Just as two medicines that could help you might together make you sicker, so too could departments improving themselves make overall system performance worse. In fact, to optimize the larger system, some departments or orgs or teams may need to become worse on their metrics, as illustrated in the image below (adapted from Baker’s book).
This insight should also change how performance reviews are done. (Recall the Goldratt quote above.) If you tell people that internal competition and infighting is a problem but are still clinging to the annual performance reviews and reward mechanisms that incentivize such behavior, then your “say-do ratio” is off. As Baker further argues, you’re fooling yourself by even believing you can accurately parse who caused what anyway.
This point brings us to the title of the book, a play on words referencing a golf analogy. To quote Baker, “The various components of the body cannot be individually credited for their contribution to a good golf swing.” An organization is no different, he argues. If a system is performing well, then it is illogical to try to identify the separate contributions of participants. The credit should be shared equally.

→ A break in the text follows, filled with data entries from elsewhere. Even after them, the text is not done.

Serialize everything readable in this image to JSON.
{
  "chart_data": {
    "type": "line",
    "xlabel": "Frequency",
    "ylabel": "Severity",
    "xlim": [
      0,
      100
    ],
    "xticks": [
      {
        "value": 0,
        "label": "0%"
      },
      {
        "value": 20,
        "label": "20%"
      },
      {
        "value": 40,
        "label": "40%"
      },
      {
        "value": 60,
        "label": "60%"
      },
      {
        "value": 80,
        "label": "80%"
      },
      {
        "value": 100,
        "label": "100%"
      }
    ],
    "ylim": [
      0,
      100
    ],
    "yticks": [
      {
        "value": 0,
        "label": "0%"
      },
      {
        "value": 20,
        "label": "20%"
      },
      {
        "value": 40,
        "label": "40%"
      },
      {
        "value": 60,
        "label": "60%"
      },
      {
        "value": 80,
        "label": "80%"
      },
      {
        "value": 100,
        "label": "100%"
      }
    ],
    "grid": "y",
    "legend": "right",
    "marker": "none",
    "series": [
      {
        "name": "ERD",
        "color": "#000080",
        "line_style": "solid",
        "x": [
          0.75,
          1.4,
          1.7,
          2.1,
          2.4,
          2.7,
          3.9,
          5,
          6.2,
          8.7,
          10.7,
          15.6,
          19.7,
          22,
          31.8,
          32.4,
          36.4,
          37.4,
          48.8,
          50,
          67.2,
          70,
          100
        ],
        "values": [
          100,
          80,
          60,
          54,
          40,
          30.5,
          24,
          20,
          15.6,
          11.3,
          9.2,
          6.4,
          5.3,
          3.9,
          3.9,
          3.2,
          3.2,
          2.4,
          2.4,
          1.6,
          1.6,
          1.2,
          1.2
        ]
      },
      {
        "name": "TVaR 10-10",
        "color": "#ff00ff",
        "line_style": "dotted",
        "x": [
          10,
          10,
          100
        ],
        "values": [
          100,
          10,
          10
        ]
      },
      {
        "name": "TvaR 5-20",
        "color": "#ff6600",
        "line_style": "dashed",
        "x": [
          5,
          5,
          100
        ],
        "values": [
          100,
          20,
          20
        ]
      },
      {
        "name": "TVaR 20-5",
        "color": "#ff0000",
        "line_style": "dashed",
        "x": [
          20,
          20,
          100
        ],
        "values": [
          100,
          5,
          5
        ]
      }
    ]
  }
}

This is also one of the lessons of Deming’s famous “red bead experiment”. If you’re unfamiliar, then check out this post by Daniel Good. As Good puts it, if someone’s performance = their own contribution + the effect of the system on that contribution, then even if you theoretically could assign a value to someone’s (apparent) performance, the resulting equation is still not solvable! You’ll instead “narratize” the gaps here, ultimately basing pay on what you find to be believable stories.
Attempting to base rewards on performance likely makes little sense anyway. (Note this does not imply that everyone should be paid the same. Rewards should primarily be based on doing the right things, not on outcomes. Pay should also be based on level of expertise, seniority, skills acquired, and level of responsibility.)
It is vital to map your systems. The “system”, as you think of it, is a mental model—it is itself a form of map; and, as the General Semantics folks stress, “The map is not the territory.” Baker agrees with this: Whatever we think our system is, this is always just “the way we think about the territory, about ‘what’s out there’, although ‘what’s out there’, and what’s in our mind cannot be easily separated, if at all.”
For you, the system as you conceive of it is essentially your “mental interface” determining any interactions or interventions it will occur to you to undertake. If you aren’t mapping and improving your model of the systems at play, then your interface for making changes is left unstated, half-baked, and likely highly inaccurate and discrepant.
To improve your interventions, you must improve your mental interface.